JARED BLIKRE: It's funny you say that. I have both. I almost never go to Lyft. Uber is usually good enough to me. Every once in a while when I get a really out-of-bounds Uber price, Lyft will kind of come to the rescue for me.

But here's what I'm finding. Bloomberg Intelligence has some-- has a good analysis and preview of these two earnings that are coming up. So I just want to take the Lyft tack first. "Lyft's muted active rider and driver supply growth"-- and those are key because you need riders and drivers-- "may continue to weigh on top-line expectation. Active rider gains could moderate to single digits in the fourth quarter. And then we believe the company may see further negative revisions for the 2023 consensus with its position likely getting weaker versus rival Uber in terms of driver supply and ride volume." So just not really competing in those key categories.
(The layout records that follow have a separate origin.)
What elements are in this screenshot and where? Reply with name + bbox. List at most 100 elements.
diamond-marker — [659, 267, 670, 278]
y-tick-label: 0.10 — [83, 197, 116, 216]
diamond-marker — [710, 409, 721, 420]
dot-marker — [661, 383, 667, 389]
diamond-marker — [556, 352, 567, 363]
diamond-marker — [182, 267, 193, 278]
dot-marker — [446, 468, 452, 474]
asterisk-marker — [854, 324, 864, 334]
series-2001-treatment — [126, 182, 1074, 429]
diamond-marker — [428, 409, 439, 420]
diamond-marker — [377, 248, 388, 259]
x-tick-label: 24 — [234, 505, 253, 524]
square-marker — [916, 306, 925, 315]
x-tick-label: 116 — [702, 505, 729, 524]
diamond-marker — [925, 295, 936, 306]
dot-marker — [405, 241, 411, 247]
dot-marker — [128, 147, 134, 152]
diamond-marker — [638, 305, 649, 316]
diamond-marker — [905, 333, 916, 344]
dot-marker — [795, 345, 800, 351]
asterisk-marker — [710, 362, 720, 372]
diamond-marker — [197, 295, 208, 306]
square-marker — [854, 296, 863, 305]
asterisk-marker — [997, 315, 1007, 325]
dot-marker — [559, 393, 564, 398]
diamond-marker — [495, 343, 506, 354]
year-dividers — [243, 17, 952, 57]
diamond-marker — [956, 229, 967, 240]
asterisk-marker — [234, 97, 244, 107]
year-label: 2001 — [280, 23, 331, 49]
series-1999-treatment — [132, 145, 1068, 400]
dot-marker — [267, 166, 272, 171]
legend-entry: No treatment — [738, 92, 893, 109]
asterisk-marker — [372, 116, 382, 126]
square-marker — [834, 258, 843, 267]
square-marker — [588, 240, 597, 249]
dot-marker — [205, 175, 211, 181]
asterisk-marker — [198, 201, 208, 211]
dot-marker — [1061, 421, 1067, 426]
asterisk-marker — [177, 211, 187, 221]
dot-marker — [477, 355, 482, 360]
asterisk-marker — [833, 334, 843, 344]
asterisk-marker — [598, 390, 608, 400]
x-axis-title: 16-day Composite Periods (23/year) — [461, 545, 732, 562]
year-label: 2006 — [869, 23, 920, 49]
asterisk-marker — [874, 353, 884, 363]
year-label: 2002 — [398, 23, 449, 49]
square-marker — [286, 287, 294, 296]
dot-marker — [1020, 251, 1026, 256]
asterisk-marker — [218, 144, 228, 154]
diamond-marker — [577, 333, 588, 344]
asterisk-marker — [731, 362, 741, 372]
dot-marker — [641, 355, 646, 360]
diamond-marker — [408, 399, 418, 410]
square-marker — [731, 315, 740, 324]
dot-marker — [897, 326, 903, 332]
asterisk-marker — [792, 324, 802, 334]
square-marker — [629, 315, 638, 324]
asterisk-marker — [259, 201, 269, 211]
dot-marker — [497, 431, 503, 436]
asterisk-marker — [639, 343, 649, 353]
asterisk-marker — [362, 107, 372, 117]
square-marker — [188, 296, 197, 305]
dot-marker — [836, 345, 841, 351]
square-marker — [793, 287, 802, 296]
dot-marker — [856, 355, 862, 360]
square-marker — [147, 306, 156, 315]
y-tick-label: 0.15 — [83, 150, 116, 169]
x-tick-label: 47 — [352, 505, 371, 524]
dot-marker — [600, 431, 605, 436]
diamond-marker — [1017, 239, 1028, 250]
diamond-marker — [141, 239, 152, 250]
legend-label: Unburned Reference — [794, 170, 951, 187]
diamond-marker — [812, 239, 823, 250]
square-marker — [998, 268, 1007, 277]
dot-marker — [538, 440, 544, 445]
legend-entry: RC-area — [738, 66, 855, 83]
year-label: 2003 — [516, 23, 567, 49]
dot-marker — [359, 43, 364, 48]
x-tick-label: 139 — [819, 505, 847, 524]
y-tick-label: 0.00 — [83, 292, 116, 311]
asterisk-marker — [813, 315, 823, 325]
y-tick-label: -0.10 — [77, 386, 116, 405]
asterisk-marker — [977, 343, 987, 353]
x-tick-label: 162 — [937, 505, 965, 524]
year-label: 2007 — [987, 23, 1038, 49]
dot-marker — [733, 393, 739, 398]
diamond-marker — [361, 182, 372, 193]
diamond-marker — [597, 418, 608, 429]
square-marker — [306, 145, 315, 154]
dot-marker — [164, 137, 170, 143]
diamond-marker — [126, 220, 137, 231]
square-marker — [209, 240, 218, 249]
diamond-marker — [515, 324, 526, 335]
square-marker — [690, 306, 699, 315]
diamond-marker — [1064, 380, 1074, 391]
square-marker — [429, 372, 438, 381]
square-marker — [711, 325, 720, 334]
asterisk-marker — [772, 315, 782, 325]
Now, Uber is a sprawling company-- not as sprawling and big as it used to be. It has other levers it can tap. So this is not an apples-to-oranges comparison, but in the pure-- in the pure mobility play, Uber is just really killing Lyft, and maybe it's because they're bigger and they can attack them on margins.

DAVE BRIGGS: Yeah, in particular Uber Eats a certain-- a huge differentiator for the two. And on the surface, you'd think they'd move together like cruise stocks. Anything but, really, when you look at Lyft is up more than 50% year to date. Uber still up more than 30%, but it only fell-- it's down around 9% over the last 12 months, whereas Lyft really got hurt, down more than half their market cap over the last 12 months. They do not move like the cruise stocks. They certainly appear to be headed in different directions. Interesting to hear these analysts' notes.

JARED BLIKRE: Yeah, and let me-- let's just go to the YFi Interactive one more time. I'm going to show you the heat map we have for mobility. And to underscore your last point there, Dave, Uber down 8 and 1/2% over the last year. Lyft down 54%, quite a bit more. And when you take a look at this chart, it has barely escaped the bottom end of this range here. Pretty nasty decline still in play. Has not crossed that Rubicon of that downward trend line.

And you take a look at Uber. It's in very slightly better shape. It's not great shape, but it has a bigger base, and it's gone beyond that negative trend line. So a little technicals there. Doing a little bit better for Uber.

DAVE BRIGGS: Man, I have theories. It's nice to have you bring the receipts because if I was wrong, that would have been a really bad chart there.